"Es gibt eine Studie im Kontext der dritten Fernsehdiskussion zwischen Clinton und Trump. Und die hat gezeigt, dass ein Drittel aller Kommunikation auf Twitter für Trump wahrscheinlich von Bots erzeugt wird. Und bei Clinton sind es auch über 20 Prozent."
Professor Jürgen Pfeffer, Informatiker und Spezialist für Soziale Medien an der Hochschule für Politik in München:
"Weil es sehr einfach ist Bots herzustellen oder Fake News und insofern die eigene Nachricht zu verstärken, liegt die Vermutung nahe, dass beides extrem zunimmt."

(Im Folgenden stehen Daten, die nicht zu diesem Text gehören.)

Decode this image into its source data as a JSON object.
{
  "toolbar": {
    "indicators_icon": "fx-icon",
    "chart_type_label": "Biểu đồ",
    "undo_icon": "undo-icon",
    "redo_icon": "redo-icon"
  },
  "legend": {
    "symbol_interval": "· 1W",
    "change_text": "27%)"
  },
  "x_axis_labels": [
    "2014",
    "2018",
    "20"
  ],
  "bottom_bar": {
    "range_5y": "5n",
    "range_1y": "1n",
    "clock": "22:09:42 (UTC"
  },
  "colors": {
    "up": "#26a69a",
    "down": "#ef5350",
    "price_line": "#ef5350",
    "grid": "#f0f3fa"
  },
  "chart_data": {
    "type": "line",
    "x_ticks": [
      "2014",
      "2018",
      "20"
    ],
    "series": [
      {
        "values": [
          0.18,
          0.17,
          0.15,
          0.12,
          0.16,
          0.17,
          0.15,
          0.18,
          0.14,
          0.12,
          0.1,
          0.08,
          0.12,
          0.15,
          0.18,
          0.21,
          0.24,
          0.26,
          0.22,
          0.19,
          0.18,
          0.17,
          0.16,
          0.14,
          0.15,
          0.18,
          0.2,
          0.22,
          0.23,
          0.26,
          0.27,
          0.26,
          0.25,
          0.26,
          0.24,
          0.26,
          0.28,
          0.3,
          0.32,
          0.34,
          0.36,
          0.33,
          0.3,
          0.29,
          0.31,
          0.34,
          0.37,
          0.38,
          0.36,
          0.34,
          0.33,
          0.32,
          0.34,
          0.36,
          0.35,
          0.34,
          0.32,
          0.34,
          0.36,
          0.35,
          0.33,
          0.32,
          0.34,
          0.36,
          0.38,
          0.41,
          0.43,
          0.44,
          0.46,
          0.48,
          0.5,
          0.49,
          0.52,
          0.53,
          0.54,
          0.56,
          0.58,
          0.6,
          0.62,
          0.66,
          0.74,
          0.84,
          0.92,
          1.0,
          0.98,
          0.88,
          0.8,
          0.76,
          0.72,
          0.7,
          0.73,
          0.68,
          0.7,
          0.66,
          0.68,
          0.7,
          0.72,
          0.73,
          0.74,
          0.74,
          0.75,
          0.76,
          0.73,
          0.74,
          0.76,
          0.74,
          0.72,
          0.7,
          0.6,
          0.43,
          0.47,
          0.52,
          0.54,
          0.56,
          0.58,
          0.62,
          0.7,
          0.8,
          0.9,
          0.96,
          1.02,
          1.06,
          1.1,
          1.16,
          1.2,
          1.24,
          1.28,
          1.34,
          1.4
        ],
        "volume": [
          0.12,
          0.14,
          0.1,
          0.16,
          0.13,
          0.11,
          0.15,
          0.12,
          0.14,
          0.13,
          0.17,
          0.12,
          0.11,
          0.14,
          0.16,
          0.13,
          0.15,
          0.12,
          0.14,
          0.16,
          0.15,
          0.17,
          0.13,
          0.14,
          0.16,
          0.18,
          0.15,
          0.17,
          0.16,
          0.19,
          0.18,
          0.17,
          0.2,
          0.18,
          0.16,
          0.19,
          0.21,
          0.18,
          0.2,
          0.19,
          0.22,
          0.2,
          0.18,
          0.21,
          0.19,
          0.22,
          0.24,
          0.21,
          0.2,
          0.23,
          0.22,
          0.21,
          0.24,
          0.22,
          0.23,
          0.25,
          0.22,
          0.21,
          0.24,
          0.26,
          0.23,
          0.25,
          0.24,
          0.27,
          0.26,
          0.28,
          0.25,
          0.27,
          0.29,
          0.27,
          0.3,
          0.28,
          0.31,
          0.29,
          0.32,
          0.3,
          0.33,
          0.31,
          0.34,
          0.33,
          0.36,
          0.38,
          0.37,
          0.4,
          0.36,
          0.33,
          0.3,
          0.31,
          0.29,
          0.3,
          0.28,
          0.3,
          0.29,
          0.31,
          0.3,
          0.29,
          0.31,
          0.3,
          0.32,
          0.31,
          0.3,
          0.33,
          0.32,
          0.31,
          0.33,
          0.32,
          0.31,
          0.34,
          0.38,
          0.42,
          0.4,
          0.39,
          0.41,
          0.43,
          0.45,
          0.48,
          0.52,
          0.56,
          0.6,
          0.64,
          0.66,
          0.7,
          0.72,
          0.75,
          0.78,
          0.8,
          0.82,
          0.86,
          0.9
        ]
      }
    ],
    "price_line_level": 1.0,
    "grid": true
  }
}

Computerprogramme beteiligen sich an der politischen Meinungsmache
Dr. Jonas Kaiser, Kommunikationswissenschaftler am Humboldt Institut in Berlin und in Harvard:
"Das Gefahrenpotenzial von Fake News ist heute schon erheblich, auch wenn sich noch keine demokratierelevanten Auswirkungen gezeigt haben. Eine unwahre Meldung zum Gegenstand einer Wahlentscheidung zu machen, ist aus Sicht der Demokratie eine Katastrophe."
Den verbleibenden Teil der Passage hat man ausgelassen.